Еще один шаг, и он оказался прямо перед ней! Его страшные светящиеся глаза то расширялись, то сужались в ужасном трепете. Луна скрылась, тени поочередно промчались над окнами. Она в последний раз с очарованием взглянула на освещенное лунным светом лицо. Матерь Божья! Это же… Тень накрыла их, и остались лишь сверкающие глаза и тусклый дрожащий силуэт. Он скорчился перед ней, как кошка припадает к земле своим колеблющимся телом перед прыжком, забирающим жизнь своей жертвы.
В следующее мгновение безумное существо прыгнуло. Но как только дрожь охватила согнутое тело, Элоиз собрала все силы для единственного рывка в отчаянном ужасе.
— Жан, остановитесь!
Существо склонилось над ней, остановилось, нежно бормоча что-то себе под нос, а затем членораздельно и твердо, как ученик на уроке, произнесло единственное слово: «Chantez![1]»
Элоиз, не колеблясь, запела. Первым, что ей припомнилось, была старая провансальская песня, которая всегда нравилась д’Ирье. Пока она пела, бедное обезумевшее создание лежало, сжавшись у ее ног, отделенное от нее лишь парапетом хора. Его расширяющиеся и сужающиеся глаза на миг перестали двигаться. Когда песня затихла, возобновилась ужасная дрожь, указывающая на то, что он готовится к смертельному прыжку, и она запела снова — на этот раз старую «Pange lingua», звонкая латынь которой звучала в пустынной церкви, словно голос мертвых столетий.
И так она пела еще и еще, час за часом — гимны и chansons, народные песни и кое-что из комических опер, и бульварные песни, чередующиеся с «Tantum ergo» и «O Filii et Filiæ». Сами песни не имели большого значения. Наконец ей показалось, что не имеет значения и то, поет ли она или нет. Пока ее разум кружился вихрем в бурлящем водовороте, ледяные руки крепко сжимали поручень, единственную опору ее умирающего тела. Она не могла расслышать ни слова из своих песен, тело оцепенело, горло иссохло, губы потрескались и кровоточили, она ощущала кровь, капающую с подбородка. И она продолжала петь, пока желтые трепещущие глаза держали ее, словно в тисках. Если бы только она могла продержаться до рассвета! Должно быть, рассветет уже скоро! Окна серели, снаружи хлестал дождь, она уже могла разглядеть детали всего ужаса перед собой. Но ночь смерти становилась сильнее с приходом дня, чернота охватила ее, она больше не могла петь, ее истерзанные губы сделали последнее усилие, чтобы произнести слова «Матерь Божья, спаси меня!», но ночь и смерть разрушительной волной обрушились на нее.
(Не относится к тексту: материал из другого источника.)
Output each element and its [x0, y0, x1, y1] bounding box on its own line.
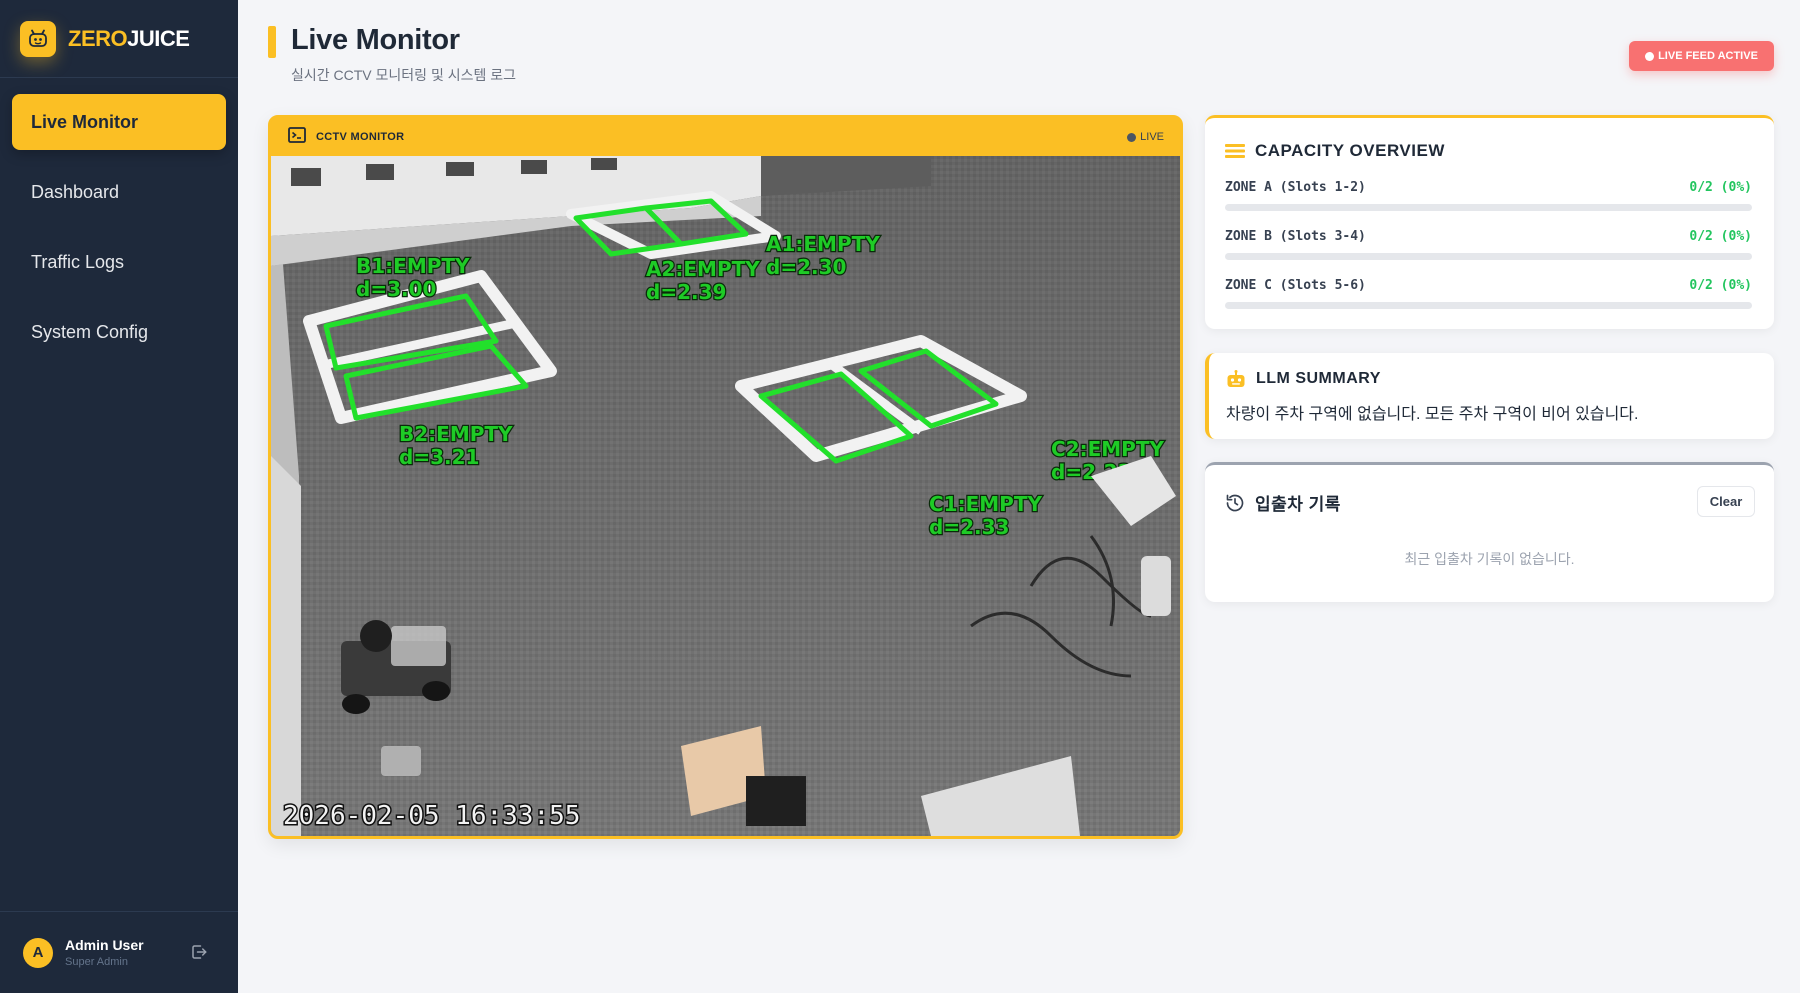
- live-feed-badge: LIVE FEED ACTIVE: [1629, 41, 1774, 71]
- llm-summary-title: LLM SUMMARY: [1226, 370, 1381, 388]
- user-name: Admin User: [65, 937, 144, 953]
- user-role: Super Admin: [65, 956, 128, 968]
- capacity-overview-title-text: CAPACITY OVERVIEW: [1255, 141, 1445, 160]
- list-icon: [1225, 143, 1245, 159]
- brand[interactable]: ZEROJUICE: [0, 0, 238, 78]
- sidebar-item-traffic-logs[interactable]: Traffic Logs: [12, 234, 226, 290]
- avatar[interactable]: A: [23, 937, 53, 968]
- slot-label-a2: A2:EMPTY: [646, 257, 760, 281]
- slot-dist-b2: d=3.21: [399, 445, 479, 469]
- logout-icon[interactable]: [190, 943, 208, 961]
- entry-exit-log-title: 입출차 기록: [1225, 490, 1341, 515]
- llm-summary-text: 차량이 주차 구역에 없습니다. 모든 주차 구역이 비어 있습니다.: [1226, 406, 1639, 423]
- zone-progress-bar: [1225, 204, 1752, 211]
- zone-value: 0/2 (0%): [1689, 278, 1752, 293]
- slot-dist-a2: d=2.39: [646, 280, 726, 304]
- cctv-timestamp: 2026-02-05 16:33:55: [283, 801, 580, 831]
- zone-value: 0/2 (0%): [1689, 180, 1752, 195]
- page-title: Live Monitor: [291, 24, 460, 56]
- robot-icon: [1226, 370, 1246, 388]
- sidebar-item-dashboard[interactable]: Dashboard: [12, 164, 226, 220]
- zone-progress-bar: [1225, 302, 1752, 309]
- live-feed-badge-label: LIVE FEED ACTIVE: [1658, 50, 1758, 62]
- brand-name-part1: ZERO: [68, 25, 128, 51]
- llm-summary-card: LLM SUMMARY 차량이 주차 구역에 없습니다. 모든 주차 구역이 비…: [1205, 353, 1774, 439]
- zone-name: ZONE B (Slots 3-4): [1225, 229, 1366, 244]
- zone-progress-bar: [1225, 253, 1752, 260]
- cctv-video-feed[interactable]: B1:EMPTY d=3.00 A2:EMPTY d=2.39 A1:EMPTY…: [271, 156, 1180, 836]
- zone-name: ZONE A (Slots 1-2): [1225, 180, 1366, 195]
- terminal-icon: [288, 126, 306, 148]
- slot-label-a1: A1:EMPTY: [766, 232, 880, 256]
- slot-dist-c1: d=2.33: [929, 515, 1009, 539]
- cctv-live-label: LIVE: [1140, 131, 1164, 143]
- sidebar-nav: Live Monitor Dashboard Traffic Logs Syst…: [0, 78, 238, 360]
- entry-exit-log-card: 입출차 기록 Clear 최근 입출차 기록이 없습니다.: [1205, 462, 1774, 602]
- cctv-title: CCTV MONITOR: [316, 131, 405, 143]
- sidebar-item-system-config[interactable]: System Config: [12, 304, 226, 360]
- brand-name: ZEROJUICE: [68, 25, 190, 52]
- slot-label-c1: C1:EMPTY: [929, 492, 1042, 516]
- zone-c: ZONE C (Slots 5-6) 0/2 (0%): [1225, 278, 1752, 309]
- zone-b: ZONE B (Slots 3-4) 0/2 (0%): [1225, 229, 1752, 260]
- live-dot-icon: [1645, 51, 1655, 61]
- zone-name: ZONE C (Slots 5-6): [1225, 278, 1366, 293]
- slot-label-b2: B2:EMPTY: [399, 422, 513, 446]
- cctv-live-indicator: LIVE: [1127, 131, 1164, 143]
- slot-label-b1: B1:EMPTY: [356, 254, 470, 278]
- history-icon: [1225, 493, 1245, 513]
- zone-a: ZONE A (Slots 1-2) 0/2 (0%): [1225, 180, 1752, 211]
- sidebar: ZEROJUICE Live Monitor Dashboard Traffic…: [0, 0, 238, 993]
- clear-button[interactable]: Clear: [1697, 486, 1755, 517]
- cctv-header: CCTV MONITOR LIVE: [271, 118, 1180, 156]
- empty-log-message: 최근 입출차 기록이 없습니다.: [1404, 551, 1575, 567]
- robot-logo-icon: [20, 20, 56, 57]
- live-dot-icon: [1127, 132, 1137, 142]
- sidebar-item-live-monitor[interactable]: Live Monitor: [12, 94, 226, 150]
- page-subtitle: 실시간 CCTV 모니터링 및 시스템 로그: [291, 67, 516, 83]
- slot-dist-b1: d=3.00: [356, 277, 436, 301]
- slot-dist-a1: d=2.30: [766, 255, 846, 279]
- capacity-overview-title: CAPACITY OVERVIEW: [1225, 141, 1445, 161]
- title-accent-bar: [268, 26, 276, 58]
- capacity-overview-card: CAPACITY OVERVIEW ZONE A (Slots 1-2) 0/2…: [1205, 115, 1774, 329]
- user-profile: A Admin User Super Admin: [0, 911, 238, 993]
- llm-summary-title-text: LLM SUMMARY: [1256, 370, 1381, 387]
- entry-exit-log-title-text: 입출차 기록: [1255, 495, 1341, 514]
- cctv-panel: CCTV MONITOR LIVE B1:EMPTY d=3.00 A2:EMP…: [268, 115, 1183, 839]
- brand-name-part2: JUICE: [127, 25, 190, 51]
- zone-value: 0/2 (0%): [1689, 229, 1752, 244]
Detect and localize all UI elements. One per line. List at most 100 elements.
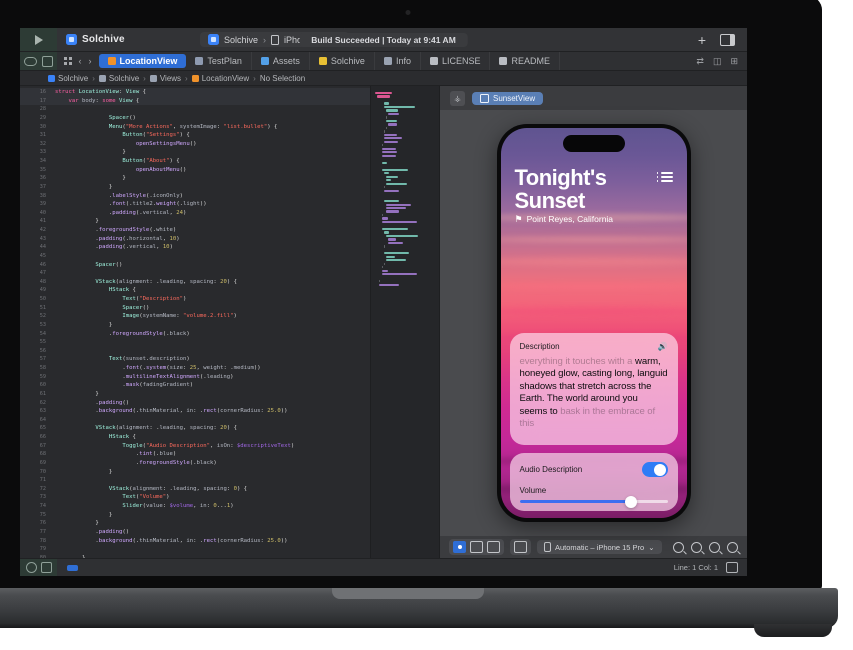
breadcrumb-item-locationview[interactable]: LocationView	[192, 74, 249, 83]
code-line[interactable]: 43 .padding(.horizontal, 10)	[20, 235, 370, 244]
tab-license[interactable]: LICENSE	[421, 52, 491, 70]
code-line[interactable]: 34 Button("About") {	[20, 157, 370, 166]
code-line[interactable]: 64	[20, 416, 370, 425]
breadcrumb-item-solchive[interactable]: Solchive	[99, 74, 139, 83]
code-line[interactable]: 75 }	[20, 511, 370, 520]
breadcrumb-item-solchive[interactable]: Solchive	[48, 74, 88, 83]
code-line[interactable]: 76 }	[20, 519, 370, 528]
code-line[interactable]: 62 .padding()	[20, 399, 370, 408]
code-line[interactable]: 73 Text("Volume")	[20, 493, 370, 502]
code-line[interactable]: 66 HStack {	[20, 433, 370, 442]
code-line[interactable]: 71	[20, 476, 370, 485]
live-preview-icon[interactable]	[453, 541, 466, 553]
code-line[interactable]: 30 Menu("More Actions", systemImage: "li…	[20, 123, 370, 132]
code-line[interactable]: 31 Button("Settings") {	[20, 131, 370, 140]
code-line[interactable]: 63 .background(.thinMaterial, in: .rect(…	[20, 407, 370, 416]
code-line[interactable]: 72 VStack(alignment: .leading, spacing: …	[20, 485, 370, 494]
zoom-actual-icon[interactable]	[727, 542, 738, 553]
code-line[interactable]: 58 .font(.system(size: 25, weight: .medi…	[20, 364, 370, 373]
code-line[interactable]: 36 }	[20, 174, 370, 183]
zoom-fit-icon[interactable]	[673, 542, 684, 553]
code-line[interactable]: 41 }	[20, 217, 370, 226]
audio-description-toggle[interactable]	[642, 462, 668, 477]
back-arrow-icon[interactable]	[24, 57, 37, 66]
code-line[interactable]: 70 }	[20, 468, 370, 477]
editor-split-icon[interactable]: ◫	[713, 56, 722, 67]
editor-swap-icon[interactable]: ⇄	[696, 56, 704, 67]
build-status[interactable]: Build Succeeded | Today at 9:41 AM	[299, 33, 468, 47]
volume-slider[interactable]	[520, 500, 668, 503]
code-minimap[interactable]	[370, 86, 439, 558]
code-line[interactable]: 39 .font(.title2.weight(.light))	[20, 200, 370, 209]
volume-slider-knob[interactable]	[625, 496, 637, 508]
device-settings-icon[interactable]	[514, 541, 527, 553]
speaker-icon[interactable]: 🔊	[658, 343, 668, 351]
code-line[interactable]: 77 .padding()	[20, 528, 370, 537]
tab-locationview[interactable]: LocationView	[99, 54, 187, 68]
code-line[interactable]: 48 VStack(alignment: .leading, spacing: …	[20, 278, 370, 287]
breadcrumb-item-no-selection[interactable]: No Selection	[260, 74, 305, 83]
code-line[interactable]: 32 openSettingsMenu()	[20, 140, 370, 149]
code-line[interactable]: 37 }	[20, 183, 370, 192]
code-pane[interactable]: 16struct LocationView: View {17 var body…	[20, 86, 370, 558]
device-settings-group[interactable]	[510, 539, 531, 555]
code-line[interactable]: 52 Image(systemName: "volume.2.fill")	[20, 312, 370, 321]
code-line[interactable]: 55	[20, 338, 370, 347]
code-line[interactable]: 28	[20, 105, 370, 114]
tab-solchive[interactable]: Solchive	[310, 52, 375, 70]
code-line[interactable]: 60 .mask(fadingGradient)	[20, 381, 370, 390]
variants-preview-icon[interactable]	[487, 541, 500, 553]
code-line[interactable]: 74 Slider(value: $volume, in: 0...1)	[20, 502, 370, 511]
zoom-in-icon[interactable]	[709, 542, 720, 553]
clock-icon[interactable]	[26, 562, 37, 573]
code-line[interactable]: 33 }	[20, 148, 370, 157]
filter-icon[interactable]	[41, 562, 52, 573]
nav-back-icon[interactable]: ‹	[79, 56, 82, 66]
code-line[interactable]: 69 .foregroundStyle(.black)	[20, 459, 370, 468]
tab-assets[interactable]: Assets	[252, 52, 310, 70]
code-line[interactable]: 50 Text("Description")	[20, 295, 370, 304]
code-line[interactable]: 68 .tint(.blue)	[20, 450, 370, 459]
minimap-toggle-icon[interactable]	[726, 562, 738, 573]
code-line[interactable]: 16struct LocationView: View {	[20, 88, 370, 97]
editor-add-icon[interactable]: ⊞	[730, 56, 738, 67]
navigator-toggle-icon[interactable]	[42, 56, 53, 67]
add-icon[interactable]: +	[698, 33, 706, 47]
code-line[interactable]: 54 .foregroundStyle(.black)	[20, 330, 370, 339]
code-line[interactable]: 79	[20, 545, 370, 554]
code-line[interactable]: 61 }	[20, 390, 370, 399]
tab-grid-icon[interactable]	[64, 57, 72, 65]
zoom-out-icon[interactable]	[691, 542, 702, 553]
list-bullet-icon[interactable]	[661, 172, 673, 182]
code-line[interactable]: 67 Toggle("Audio Description", isOn: $de…	[20, 442, 370, 451]
inspector-panel-icon[interactable]	[720, 34, 735, 46]
code-listing[interactable]: 16struct LocationView: View {17 var body…	[20, 88, 370, 558]
code-line[interactable]: 59 .multilineTextAlignment(.leading)	[20, 373, 370, 382]
tab-testplan[interactable]: TestPlan	[186, 52, 252, 70]
code-line[interactable]: 49 HStack {	[20, 286, 370, 295]
code-line[interactable]: 65 VStack(alignment: .leading, spacing: …	[20, 424, 370, 433]
selectable-preview-icon[interactable]	[470, 541, 483, 553]
code-line[interactable]: 44 .padding(.vertical, 10)	[20, 243, 370, 252]
code-line[interactable]: 38 .labelStyle(.iconOnly)	[20, 192, 370, 201]
code-line[interactable]: 53 }	[20, 321, 370, 330]
code-line[interactable]: 17 var body: some View {	[20, 97, 370, 106]
code-line[interactable]: 57 Text(sunset.description)	[20, 355, 370, 364]
device-selector[interactable]: Automatic – iPhone 15 Pro ⌄	[537, 540, 662, 554]
code-line[interactable]: 35 openAboutMenu()	[20, 166, 370, 175]
code-line[interactable]: 29 Spacer()	[20, 114, 370, 123]
code-line[interactable]: 78 .background(.thinMaterial, in: .rect(…	[20, 537, 370, 546]
pin-icon[interactable]: ⚶	[450, 91, 465, 106]
project-chip[interactable]: Solchive	[57, 34, 125, 45]
code-line[interactable]: 42 .foregroundStyle(.white)	[20, 226, 370, 235]
tab-info[interactable]: Info	[375, 52, 421, 70]
run-button[interactable]	[20, 28, 57, 51]
code-line[interactable]: 46 Spacer()	[20, 261, 370, 270]
nav-forward-icon[interactable]: ›	[89, 56, 92, 66]
breadcrumb-item-views[interactable]: Views	[150, 74, 181, 83]
preview-canvas[interactable]: Tonight's Sunset ⚑ Point Reyes, Californ…	[440, 110, 747, 536]
code-line[interactable]: 56	[20, 347, 370, 356]
code-line[interactable]: 47	[20, 269, 370, 278]
code-line[interactable]: 40 .padding(.vertical, 24)	[20, 209, 370, 218]
code-line[interactable]: 51 Spacer()	[20, 304, 370, 313]
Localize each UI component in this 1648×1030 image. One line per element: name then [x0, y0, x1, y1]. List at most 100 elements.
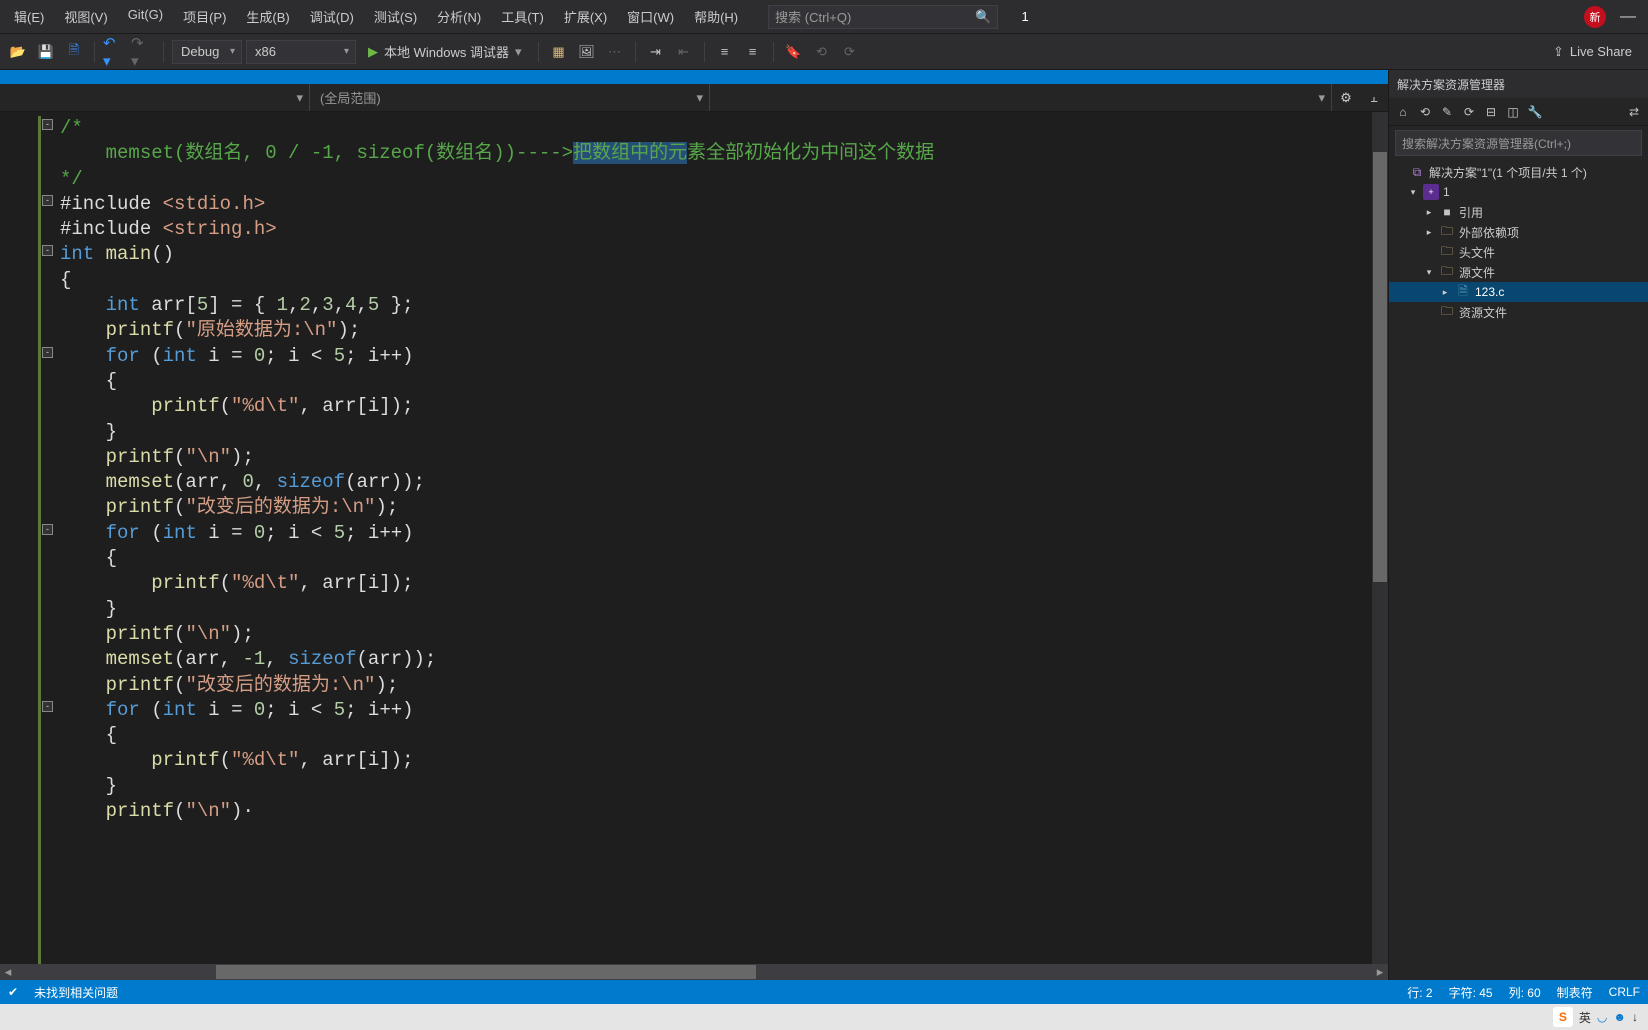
solution-explorer: 解决方案资源管理器 ⌂ ⟲ ✎ ⟳ ⊟ ◫ 🔧 ⇄ 搜索解决方案资源管理器(Ct…: [1388, 70, 1648, 980]
tree-item[interactable]: ▸🗎123.c: [1389, 282, 1648, 302]
tb-icon-2[interactable]: 🖼: [575, 40, 599, 64]
tree-item[interactable]: 🗀资源文件: [1389, 302, 1648, 322]
notification-badge[interactable]: 新: [1584, 6, 1606, 28]
search-placeholder: 搜索 (Ctrl+Q): [775, 7, 851, 26]
menu-item[interactable]: 工具(T): [491, 1, 554, 32]
fold-toggle[interactable]: -: [42, 701, 53, 712]
tree-item[interactable]: ▸■引用: [1389, 202, 1648, 222]
fold-toggle[interactable]: -: [42, 347, 53, 358]
menu-item[interactable]: 窗口(W): [617, 1, 684, 32]
tb-icon-5[interactable]: ⇤: [672, 40, 696, 64]
indent-icon[interactable]: ≡: [741, 40, 765, 64]
tb-icon-6[interactable]: ⟲: [810, 40, 834, 64]
fold-toggle[interactable]: -: [42, 119, 53, 130]
tree-item[interactable]: ▾ +1: [1389, 182, 1648, 202]
config-dropdown[interactable]: Debug: [172, 40, 242, 64]
minimize-icon[interactable]: —: [1620, 8, 1636, 26]
scrollbar-h-thumb[interactable]: [216, 965, 756, 979]
tb-icon-1[interactable]: ▦: [547, 40, 571, 64]
collapse-icon[interactable]: ⊟: [1481, 102, 1501, 122]
status-col[interactable]: 列: 60: [1509, 984, 1541, 1001]
menu-item[interactable]: 帮助(H): [684, 1, 748, 32]
solution-name-badge: 1: [1014, 6, 1036, 28]
status-line[interactable]: 行: 2: [1407, 984, 1432, 1001]
nav-combo-class[interactable]: [0, 84, 310, 111]
status-tabs[interactable]: 制表符: [1557, 984, 1593, 1001]
status-eol[interactable]: CRLF: [1609, 985, 1640, 999]
editor-tabstrip: [0, 70, 1388, 84]
sogou-icon: S: [1553, 1007, 1573, 1027]
sync-icon[interactable]: ⟳: [1459, 102, 1479, 122]
nav-combo-member[interactable]: [710, 84, 1332, 111]
statusbar: ✔ 未找到相关问题 行: 2 字符: 45 列: 60 制表符 CRLF: [0, 980, 1648, 1004]
nav-settings-icon[interactable]: ⚙: [1332, 90, 1360, 106]
expand-icon[interactable]: ▸: [1423, 207, 1435, 218]
menu-item[interactable]: 辑(E): [4, 1, 54, 32]
tree-item-label: 解决方案"1"(1 个项目/共 1 个): [1429, 164, 1587, 181]
tb-icon-4[interactable]: ⇥: [644, 40, 668, 64]
menu-item[interactable]: 调试(D): [300, 1, 364, 32]
platform-dropdown[interactable]: x86: [246, 40, 356, 64]
show-all-icon[interactable]: ◫: [1503, 102, 1523, 122]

Ее молитва все-таки была услышана: наступил рассвет, и Полу отпер вход с крыльца для отца Августина как раз в момент последнего вопля агонии. Помешанный вмиг перескочил через свою жертву и налетел на двух мужчин, замерших в немом изумлении. Несчастного старика Полу повалило на пол, но отец Августин, молодой и мужественный, ухватил дикого зверя со всей своей силой и энергией. Тот скорее утащил бы его с собой, — ведь никто не мог бы противостоять животной ярости человека, у которого не осталось убеждений, — вот и внезапный порыв не сдержал безумца, который одним движением отбросил священника в сторону, и, проскочив в дверь, исчез навеки.
Спрыгнул ли он с утеса в то холодное влажное утро? Был ли обречен на скитания, словно дикое чудовище, пока не будет схвачено, чтобы тщетно биться о стены какого-нибудь убежища, как безвестный сумасшедший нищий? Никому неизвестно.
Поселение Понтиви было очернено печальной трагедией, и церковь Нотр-Дам-де-О снова погрузилась в тишину и одиночество. Каждый год отец Августин проводил мессу за упокой души Жана д’Ирье, но больше не осталось никаких воспоминаний об ужасе, сгубившем жизни невинной девушки и седой матери, скорбящей по своему мертвому мальчику в далеком Лозере.